One concern is that a number of individuals, convicted of offences in the years after the 9/11 attacks, are now coming out of prison having served their terms.
"We know that some of these prisoners are still committed extremists who are likely to return to their terrorist activities," Mr Evans said, adding that they would be added to the cases that needed to be monitored.
He said another change in recent years was the source of the most serious plots.
In previous years, officials have said that 75% of priority plots had links to Pakistan. That figure has now dropped to 50%.
This was partly because of pressure on al-Qaeda leadership operating in Pakistan's tribal areas, but it was also a sign of a diversifying threat, he said.
Mr Evans said in Somalia there were a "significant number of UK residents training in Al Shabaab camps" to fight in the country.
"I am concerned that it is only a matter of time before we see terrorism on our streets inspired by those who are today fighting alongside Al Shabaab," he warned.
'Nasty disappointment'
He said Yemen was the other main country of concern.
He said the involvement of the radical preacher Anwar Al Awlaqi in a succession of plots - and the influence of his message in the UK - had raised concerns that his adherents, possibly lone individuals, would respond by mounting attacks.
There had been a surge in Yemen-related casework this year, he said.
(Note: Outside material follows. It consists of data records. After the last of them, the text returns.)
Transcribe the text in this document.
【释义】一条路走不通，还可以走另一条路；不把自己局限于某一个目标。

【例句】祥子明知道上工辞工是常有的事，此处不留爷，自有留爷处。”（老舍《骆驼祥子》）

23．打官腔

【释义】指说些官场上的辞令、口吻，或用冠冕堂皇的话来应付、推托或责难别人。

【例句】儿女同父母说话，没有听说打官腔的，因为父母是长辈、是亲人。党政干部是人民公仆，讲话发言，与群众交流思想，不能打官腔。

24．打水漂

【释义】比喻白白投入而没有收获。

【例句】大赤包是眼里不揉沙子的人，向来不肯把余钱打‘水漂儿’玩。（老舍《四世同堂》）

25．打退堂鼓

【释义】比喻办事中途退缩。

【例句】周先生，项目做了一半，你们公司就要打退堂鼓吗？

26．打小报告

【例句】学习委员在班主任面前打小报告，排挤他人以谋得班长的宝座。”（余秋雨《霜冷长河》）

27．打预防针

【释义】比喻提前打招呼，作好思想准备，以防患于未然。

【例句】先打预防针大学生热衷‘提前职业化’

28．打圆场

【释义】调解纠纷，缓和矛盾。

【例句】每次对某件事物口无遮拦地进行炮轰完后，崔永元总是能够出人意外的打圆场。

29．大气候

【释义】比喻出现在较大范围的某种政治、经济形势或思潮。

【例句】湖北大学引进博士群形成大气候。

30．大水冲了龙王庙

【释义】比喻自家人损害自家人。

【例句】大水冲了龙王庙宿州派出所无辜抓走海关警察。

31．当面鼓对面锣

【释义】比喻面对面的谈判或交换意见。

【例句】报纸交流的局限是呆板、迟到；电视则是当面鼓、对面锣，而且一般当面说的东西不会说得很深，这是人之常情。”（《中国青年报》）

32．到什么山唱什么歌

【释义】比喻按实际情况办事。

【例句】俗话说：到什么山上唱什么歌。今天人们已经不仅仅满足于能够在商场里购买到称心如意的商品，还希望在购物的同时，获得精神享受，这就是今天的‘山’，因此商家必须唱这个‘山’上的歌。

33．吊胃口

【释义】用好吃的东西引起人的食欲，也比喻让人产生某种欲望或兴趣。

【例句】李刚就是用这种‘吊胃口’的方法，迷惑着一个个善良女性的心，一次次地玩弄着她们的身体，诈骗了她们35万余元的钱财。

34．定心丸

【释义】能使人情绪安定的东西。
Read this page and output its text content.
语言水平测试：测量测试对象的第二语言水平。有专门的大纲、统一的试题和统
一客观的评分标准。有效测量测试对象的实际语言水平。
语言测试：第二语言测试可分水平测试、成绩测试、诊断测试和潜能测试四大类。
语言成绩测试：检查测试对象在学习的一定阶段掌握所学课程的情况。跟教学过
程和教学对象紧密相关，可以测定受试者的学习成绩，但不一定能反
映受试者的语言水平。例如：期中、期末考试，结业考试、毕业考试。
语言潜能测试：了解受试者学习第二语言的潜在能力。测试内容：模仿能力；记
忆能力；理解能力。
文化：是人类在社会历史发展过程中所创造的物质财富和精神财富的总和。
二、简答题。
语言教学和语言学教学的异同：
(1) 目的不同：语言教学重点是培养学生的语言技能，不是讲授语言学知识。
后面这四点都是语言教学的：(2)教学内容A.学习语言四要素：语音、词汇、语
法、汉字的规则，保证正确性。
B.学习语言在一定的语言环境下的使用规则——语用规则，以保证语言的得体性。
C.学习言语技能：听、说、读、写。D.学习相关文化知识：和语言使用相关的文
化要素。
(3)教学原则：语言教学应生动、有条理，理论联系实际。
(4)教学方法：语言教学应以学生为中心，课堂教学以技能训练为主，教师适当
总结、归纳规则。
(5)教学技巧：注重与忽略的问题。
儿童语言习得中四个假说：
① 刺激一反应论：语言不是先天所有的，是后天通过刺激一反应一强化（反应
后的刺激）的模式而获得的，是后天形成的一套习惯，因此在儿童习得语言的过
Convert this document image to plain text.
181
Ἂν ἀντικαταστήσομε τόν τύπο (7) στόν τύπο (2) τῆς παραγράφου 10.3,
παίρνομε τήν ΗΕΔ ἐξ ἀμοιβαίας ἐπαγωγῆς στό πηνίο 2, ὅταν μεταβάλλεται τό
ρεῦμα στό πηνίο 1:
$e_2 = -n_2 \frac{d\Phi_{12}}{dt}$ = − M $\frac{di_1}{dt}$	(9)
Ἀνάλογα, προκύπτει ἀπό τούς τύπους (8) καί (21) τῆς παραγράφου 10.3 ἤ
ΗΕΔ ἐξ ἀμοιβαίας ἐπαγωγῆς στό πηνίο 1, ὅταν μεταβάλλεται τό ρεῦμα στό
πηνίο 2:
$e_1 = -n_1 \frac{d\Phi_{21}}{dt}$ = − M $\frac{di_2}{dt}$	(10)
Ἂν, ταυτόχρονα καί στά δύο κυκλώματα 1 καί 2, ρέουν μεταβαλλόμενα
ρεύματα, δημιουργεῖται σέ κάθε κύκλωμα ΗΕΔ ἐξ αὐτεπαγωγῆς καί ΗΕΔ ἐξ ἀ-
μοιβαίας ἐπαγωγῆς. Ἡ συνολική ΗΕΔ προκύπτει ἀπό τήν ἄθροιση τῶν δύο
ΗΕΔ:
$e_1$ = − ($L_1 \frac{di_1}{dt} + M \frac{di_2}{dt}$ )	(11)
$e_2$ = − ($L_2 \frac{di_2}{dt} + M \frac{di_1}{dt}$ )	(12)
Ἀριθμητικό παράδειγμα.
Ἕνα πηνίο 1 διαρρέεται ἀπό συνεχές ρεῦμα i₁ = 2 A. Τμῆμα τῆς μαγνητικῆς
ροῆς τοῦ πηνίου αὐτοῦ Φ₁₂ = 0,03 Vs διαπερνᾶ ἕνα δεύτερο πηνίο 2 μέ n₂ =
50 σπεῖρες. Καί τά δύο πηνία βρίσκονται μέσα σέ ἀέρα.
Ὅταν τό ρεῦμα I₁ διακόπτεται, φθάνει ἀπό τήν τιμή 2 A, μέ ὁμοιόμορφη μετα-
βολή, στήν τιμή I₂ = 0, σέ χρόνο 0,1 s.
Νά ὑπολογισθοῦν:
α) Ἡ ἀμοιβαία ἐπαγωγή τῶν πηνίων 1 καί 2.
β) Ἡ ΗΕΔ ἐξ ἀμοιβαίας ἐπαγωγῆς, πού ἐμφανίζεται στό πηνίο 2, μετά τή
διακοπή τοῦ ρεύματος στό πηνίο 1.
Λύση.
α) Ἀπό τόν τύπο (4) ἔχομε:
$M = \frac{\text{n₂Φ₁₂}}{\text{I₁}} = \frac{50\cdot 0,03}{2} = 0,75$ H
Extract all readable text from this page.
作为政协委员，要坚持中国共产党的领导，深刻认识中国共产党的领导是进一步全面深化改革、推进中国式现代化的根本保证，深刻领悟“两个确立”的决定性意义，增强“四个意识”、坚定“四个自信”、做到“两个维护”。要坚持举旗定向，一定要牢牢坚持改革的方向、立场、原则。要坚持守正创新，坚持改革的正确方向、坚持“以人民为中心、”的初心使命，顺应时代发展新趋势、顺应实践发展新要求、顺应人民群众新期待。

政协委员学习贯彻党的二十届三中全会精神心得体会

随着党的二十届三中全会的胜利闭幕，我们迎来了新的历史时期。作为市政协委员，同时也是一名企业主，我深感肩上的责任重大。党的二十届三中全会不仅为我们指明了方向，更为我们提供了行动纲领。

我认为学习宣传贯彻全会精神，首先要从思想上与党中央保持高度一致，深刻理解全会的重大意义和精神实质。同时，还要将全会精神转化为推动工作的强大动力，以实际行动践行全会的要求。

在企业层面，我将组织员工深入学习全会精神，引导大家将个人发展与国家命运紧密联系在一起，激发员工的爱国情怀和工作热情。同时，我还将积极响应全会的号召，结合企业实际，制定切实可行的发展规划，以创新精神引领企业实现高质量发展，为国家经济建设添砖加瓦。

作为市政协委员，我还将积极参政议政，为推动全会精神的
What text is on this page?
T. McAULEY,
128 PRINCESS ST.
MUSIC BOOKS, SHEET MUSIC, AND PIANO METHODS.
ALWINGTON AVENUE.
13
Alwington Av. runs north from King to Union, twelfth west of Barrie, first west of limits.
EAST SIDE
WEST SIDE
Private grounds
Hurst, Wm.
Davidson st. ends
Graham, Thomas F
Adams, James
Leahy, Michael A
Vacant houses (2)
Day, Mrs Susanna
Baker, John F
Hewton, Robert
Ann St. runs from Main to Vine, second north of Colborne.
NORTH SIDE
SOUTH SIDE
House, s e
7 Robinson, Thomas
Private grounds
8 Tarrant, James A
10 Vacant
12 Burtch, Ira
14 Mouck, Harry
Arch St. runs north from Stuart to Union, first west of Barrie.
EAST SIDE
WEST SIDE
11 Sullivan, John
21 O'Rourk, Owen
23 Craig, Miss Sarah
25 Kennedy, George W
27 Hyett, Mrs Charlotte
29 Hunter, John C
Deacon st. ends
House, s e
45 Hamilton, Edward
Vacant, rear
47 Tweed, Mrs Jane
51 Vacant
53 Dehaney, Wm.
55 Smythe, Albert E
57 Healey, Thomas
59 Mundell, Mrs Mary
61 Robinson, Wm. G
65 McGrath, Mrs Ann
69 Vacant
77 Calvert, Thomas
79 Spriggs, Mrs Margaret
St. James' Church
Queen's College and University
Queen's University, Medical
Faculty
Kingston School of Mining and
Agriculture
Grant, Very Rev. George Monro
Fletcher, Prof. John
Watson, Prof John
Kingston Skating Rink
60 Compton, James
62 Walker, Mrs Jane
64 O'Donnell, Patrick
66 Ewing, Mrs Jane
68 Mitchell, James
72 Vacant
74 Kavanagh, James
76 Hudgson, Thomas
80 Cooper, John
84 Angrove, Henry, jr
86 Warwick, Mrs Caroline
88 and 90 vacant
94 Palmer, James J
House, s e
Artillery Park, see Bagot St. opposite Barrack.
It is widely believed that the raising of the UK terror threat level to "severe" at the start of 2010 was largely related to intelligence surrounding Yemen.
Mr Evans admitted that when MI5 assumed the lead responsibility for intelligence in Northern Ireland in October 2007, its "working assumption" was that the residual threat from terrorism was low, and likely to go down.
Instead the opposite has happened. Mr Evans described a "persistent rise in terrorist activity and ambition", with signs of increasing co-ordination and co-operation between disparate groups in recent months.
This year there had been more than 30 attacks or attempted attacks by dissident republicans on security targets, compared with just over 20 for the whole of last year, he said.
Mr Evans also warned that while the campaign by dissident republicans was currently focused on Northern Ireland, MI5 "cannot exclude the possibility" that it might spread to the mainland.
Mr Evans also warned against a "zero tolerance" attitude to the terrorist risk, which he said was spreading.
"In recent years we appear increasingly to have imported from the American media the assumption that terrorism is 100% preventable and any incident that is not prevented is seen as a culpable government failure.
"This is a nonsensical way to consider terrorist risk and only plays into the hands of the terrorists themselves. Risk can be managed and reduced but it cannot realistically be abolished and if we delude ourselves that it can we are setting ourselves up for a nasty disappointment," he said.